Build residual layer for ResNet3D.

Parameters:
  • block (nn.Module) – Residual module to be built.

  • layer_inplanes (int) – Number of channels for the input feature of the res layer.

  • inplanes (int) – Number of channels for the input feature in each block, which equals to base_channels * gamma_w.

  • planes (int) – Number of channels for the output feature in each block, which equals to base_channel * gamma_w * gamma_b.

  • blocks (int) – Number of residual blocks.

  • spatial_stride (int) – Spatial strides in residual and conv layers. Default: 1.

  • se_style (str) – The style of inserting SE modules into BlockX3D, ‘half’ denotes insert into half of the blocks, while ‘all’ denotes insert into all blocks. Default: ‘half’.

  • se_ratio (float | None) – The reduction ratio of squeeze and excitation unit. If set as None, it means not using SE unit. Default: None.

  • use_swish (bool) – Whether to use swish as the activation function before and after the 3x3x3 conv. Default: True.

  • normalization (Callable[..., nn.Module] | None) – Normalization layer module. Defaults to None.

  • activation (Callable[..., nn.Module] | None) – Activation layer module. Defaults to nn.ReLU.

  • with_cp (bool | None) – Use checkpoint or not. Using checkpoint will save some memory while slowing down the training speed.

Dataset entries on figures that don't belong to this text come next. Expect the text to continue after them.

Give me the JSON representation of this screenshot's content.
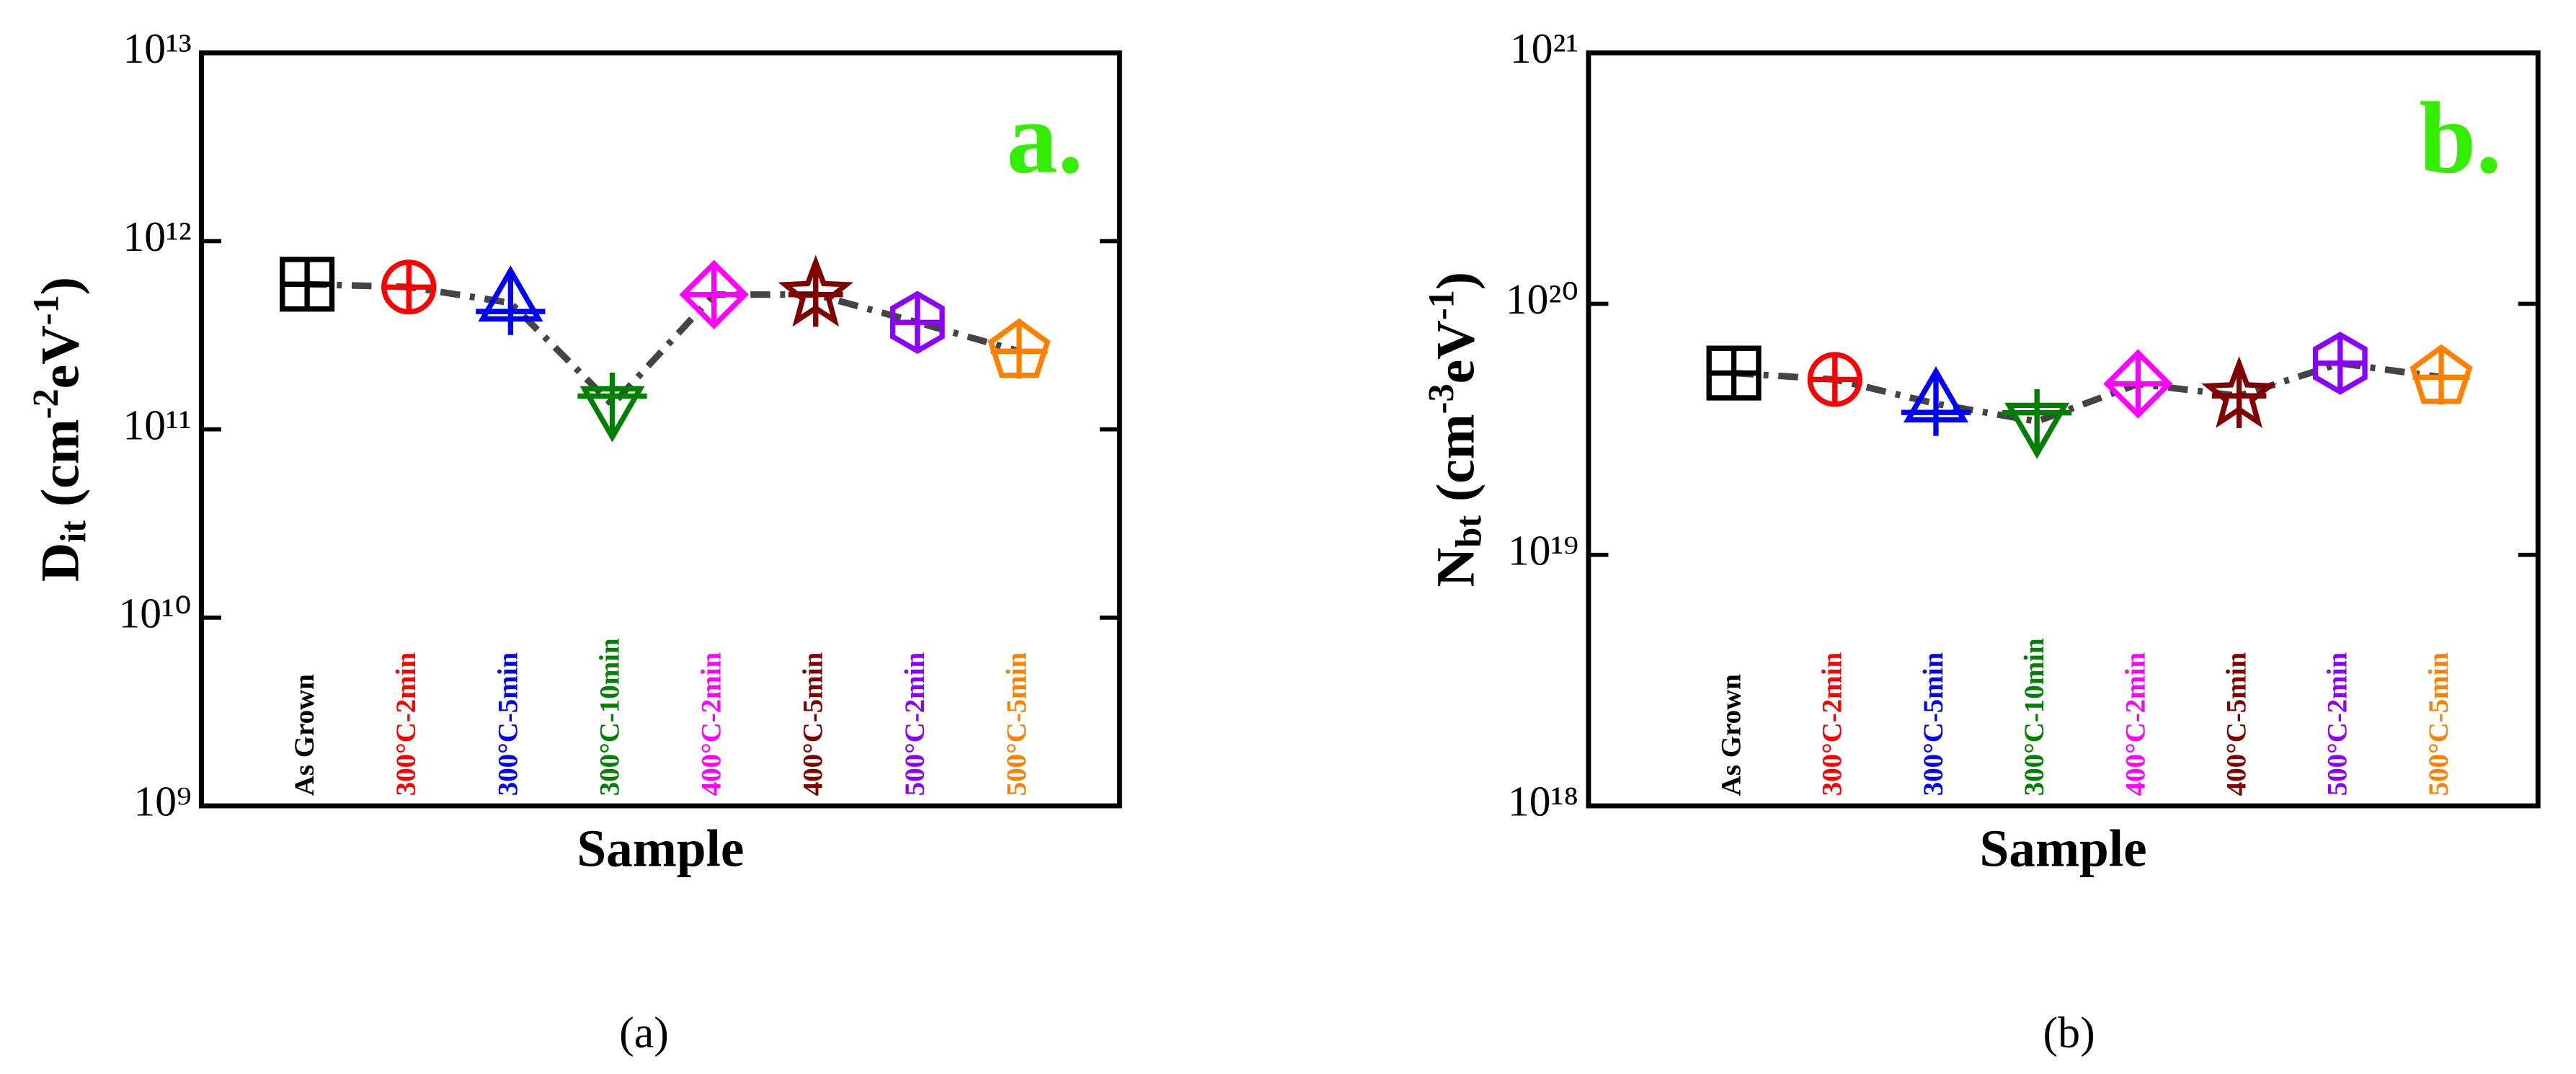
{
  "chart_data": [
    {
      "type": "line",
      "panel_label": "a.",
      "caption": "(a)",
      "xlabel": "Sample",
      "ylabel": [
        {
          "text": "D",
          "style": "normal"
        },
        {
          "text": "it",
          "style": "sub"
        },
        {
          "text": " (cm",
          "style": "normal"
        },
        {
          "text": "-2",
          "style": "sup"
        },
        {
          "text": "eV",
          "style": "normal"
        },
        {
          "text": "-1",
          "style": "sup"
        },
        {
          "text": ")",
          "style": "normal"
        }
      ],
      "categories": [
        "As Grown",
        "300°C-2min",
        "300°C-5min",
        "300°C-10min",
        "400°C-2min",
        "400°C-5min",
        "500°C-2min",
        "500°C-5min"
      ],
      "category_colors": [
        "#000000",
        "#ff0000",
        "#0000ff",
        "#008000",
        "#ff00ff",
        "#800000",
        "#8b00ff",
        "#ff8000"
      ],
      "markers": [
        "square",
        "circle",
        "triangle-up",
        "triangle-down",
        "diamond",
        "star",
        "hexagon",
        "pentagon"
      ],
      "values": [
        590000000000.0,
        570000000000.0,
        470000000000.0,
        135000000000.0,
        520000000000.0,
        520000000000.0,
        370000000000.0,
        260000000000.0
      ],
      "line_color": "#444444",
      "log_y": true,
      "ylim": [
        1000000000.0,
        10000000000000.0
      ],
      "yticks": [
        {
          "value": 1000000000.0,
          "label": "10⁹"
        },
        {
          "value": 10000000000.0,
          "label": "10¹⁰"
        },
        {
          "value": 100000000000.0,
          "label": "10¹¹"
        },
        {
          "value": 1000000000000.0,
          "label": "10¹²"
        },
        {
          "value": 10000000000000.0,
          "label": "10¹³"
        }
      ]
    },
    {
      "type": "line",
      "panel_label": "b.",
      "caption": "(b)",
      "xlabel": "Sample",
      "ylabel": [
        {
          "text": "N",
          "style": "normal"
        },
        {
          "text": "bt",
          "style": "sub"
        },
        {
          "text": " (cm",
          "style": "normal"
        },
        {
          "text": "-3",
          "style": "sup"
        },
        {
          "text": "eV",
          "style": "normal"
        },
        {
          "text": "-1",
          "style": "sup"
        },
        {
          "text": ")",
          "style": "normal"
        }
      ],
      "categories": [
        "As Grown",
        "300°C-2min",
        "300°C-5min",
        "300°C-10min",
        "400°C-2min",
        "400°C-5min",
        "500°C-2min",
        "500°C-5min"
      ],
      "category_colors": [
        "#000000",
        "#ff0000",
        "#0000ff",
        "#008000",
        "#ff00ff",
        "#800000",
        "#8b00ff",
        "#ff8000"
      ],
      "markers": [
        "square",
        "circle",
        "triangle-up",
        "triangle-down",
        "diamond",
        "star",
        "hexagon",
        "pentagon"
      ],
      "values": [
        5.3e+19,
        5e+19,
        4e+19,
        3.4e+19,
        4.8e+19,
        4.3e+19,
        5.8e+19,
        5.1e+19
      ],
      "line_color": "#444444",
      "log_y": true,
      "ylim": [
        1e+18,
        1e+21
      ],
      "yticks": [
        {
          "value": 1e+18,
          "label": "10¹⁸"
        },
        {
          "value": 1e+19,
          "label": "10¹⁹"
        },
        {
          "value": 1e+20,
          "label": "10²⁰"
        },
        {
          "value": 1e+21,
          "label": "10²¹"
        }
      ]
    }
  ]
}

Default: False.

Returns:

A residual layer for the given config.

Return type:

nn.Module

train(mode: bool = True) None[source]#

Set the optimization status when training.

class otx.algo.action_classification.X3DHead(num_classes: int, in_channels: int, hidden_dim: int, loss_cls: Module, spatial_type: str = 'avg', dropout_ratio: float = 0.5, init_std: float = 0.01, fc1_bias: bool = False, average_clips: str | None = None)[source]#

Bases: BaseHead

Classification head for I3D.

Parameters:
  • num_classes (int) – Number of classes to be classified.

  • in_channels (int) – Number of channels in input feature.

  • loss_cls (nn.module) – Loss class like CrossEntropyLoss.

  • spatial_type (str) – Pooling type in spatial dimension. Default: ‘avg’.

  • dropout_ratio (float) – Probability of dropout layer. Default: 0.5.

  • init_std (float) – Std value for Initiation. Default: 0.01.

  • fc1_bias (bool) – If the first fc layer has bias. Default: False.

Initialize BaseModule, inherited from torch.nn.Module.

forward(x: Tensor, **kwargs) Tensor[source]#

Defines the computation performed at every call.

Parameters:

x (Tensor) – The input data.

Returns:

The classification scores for input samples.

Return type:

Tensor

init_weights() None[source]#

Initiate the parameters from scratch.